The political party of the workers must be the reflex of the economic interests of the workers who are the propertyless class, in the same way as the other parties reflect the economic interests of the propertied class. We are then driven to the necessity of searching for the economic interest of the worker. And this we find in the principle that the working-class having created all the wealth of society are the rightful owners of that wealth. Every person should receive the product of their own labour, but as in modern society it is impossible to determine the portion which any individual adds to the value of the articles he helps to create, we must be content to let all those who labour remain joint owners of the aggregate product. This, however, is not what obtains in modern society where the reverse is the case. In modern society to-day the non-producers of wealth are the joint owners of the aggregate amount of wealth produced. In this fact we have surely the true differentiation of the party of the workers from the party of the property-owners. And the first object of the political party of the workers, therefore, should be the securing for workers as a class the fruits of their own labour.

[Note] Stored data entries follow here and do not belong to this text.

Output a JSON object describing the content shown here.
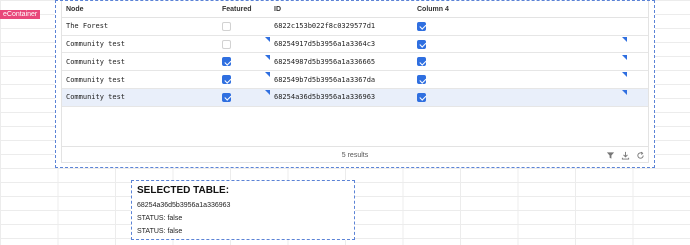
{
  "container_tag": "eContainer",
  "table": {
    "columns": [
      "Node",
      "Featured",
      "ID",
      "Column 4"
    ],
    "rows": [
      {
        "node": "The Forest",
        "featured": false,
        "id": "6822c153b022f8c0329577d1",
        "col4": true
      },
      {
        "node": "Community test",
        "featured": false,
        "id": "68254917d5b3956a1a3364c3",
        "col4": true
      },
      {
        "node": "Community test",
        "featured": true,
        "id": "68254987d5b3956a1a336665",
        "col4": true
      },
      {
        "node": "Community test",
        "featured": true,
        "id": "682549b7d5b3956a1a3367da",
        "col4": true
      },
      {
        "node": "Community test",
        "featured": true,
        "id": "68254a36d5b3956a1a336963",
        "col4": true
      }
    ],
    "selected_row_index": 4,
    "results_text": "5 results",
    "footer_icons": [
      "filter-icon",
      "download-icon",
      "refresh-icon"
    ]
  },
  "selected_panel": {
    "title": "SELECTED TABLE:",
    "selected_id": "68254a36d5b3956a1a336963",
    "status_1": "STATUS: false",
    "status_2": "STATUS: false"
  },
  "colors": {
    "accent": "#2f6fe0",
    "selected_row": "#e9effa",
    "container_tag": "#e8487a",
    "dashed_outline": "#5b83d6"
  }
}
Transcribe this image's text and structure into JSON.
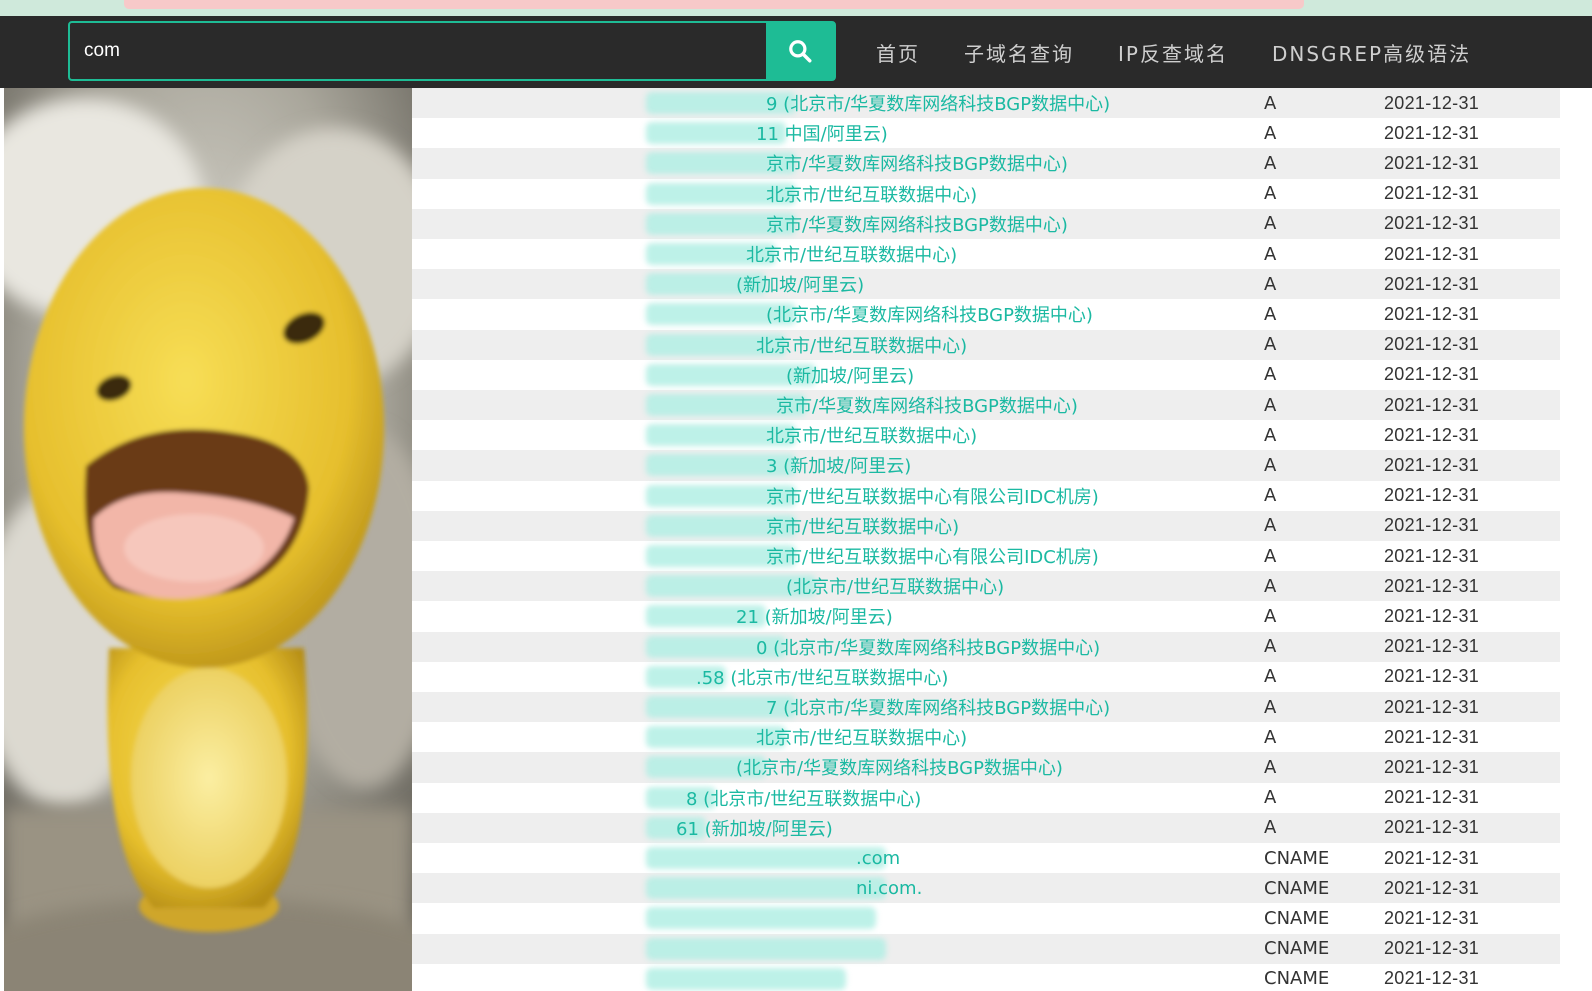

It is within the power of a socialist working class to register, through the vote, its disagreement with capitalism and the capitalist system of society: within its power to register its belief in the superiority of a socialist system, and through this means, of using social forces on behalf of the movement clearly indicated by the trend of economic development, and opposed only to the extent of the power of the ruling class. The power of the ruling class to day is in the main that lent it by the votes of the workers who, in their class unconsciousness, vote on one or other of the pretexts skilfully put before them by the politicians of the masters.
The political party standing for socialism and socialism alone is already in existence; the economic organisation is not yet born. It may be that the framework of existing organisations will be clothed anew with the spread of socialist ideas among their ranks; certain it is that the economic organisation, if separate, must work in complete unison with the political party, since their membership must necessarily consist, in the main, of the same individuals, and their objective be identical. To be afraid of the corruption that has grown up with the political chicanery in the past, is to play into the hands of the masters. They would wish for nothing better than to be left in the quiet possession of the strings controlling society, while the workers run their heads against the bayonets they hold—or have held by others—to receive them.
That any essential improvement will accrue within the capitalist system it is impossible to imagine, but the way will be prepared for the final overthrow of capitalism and the inauguration of the Socialist Co-operative Commonwealth.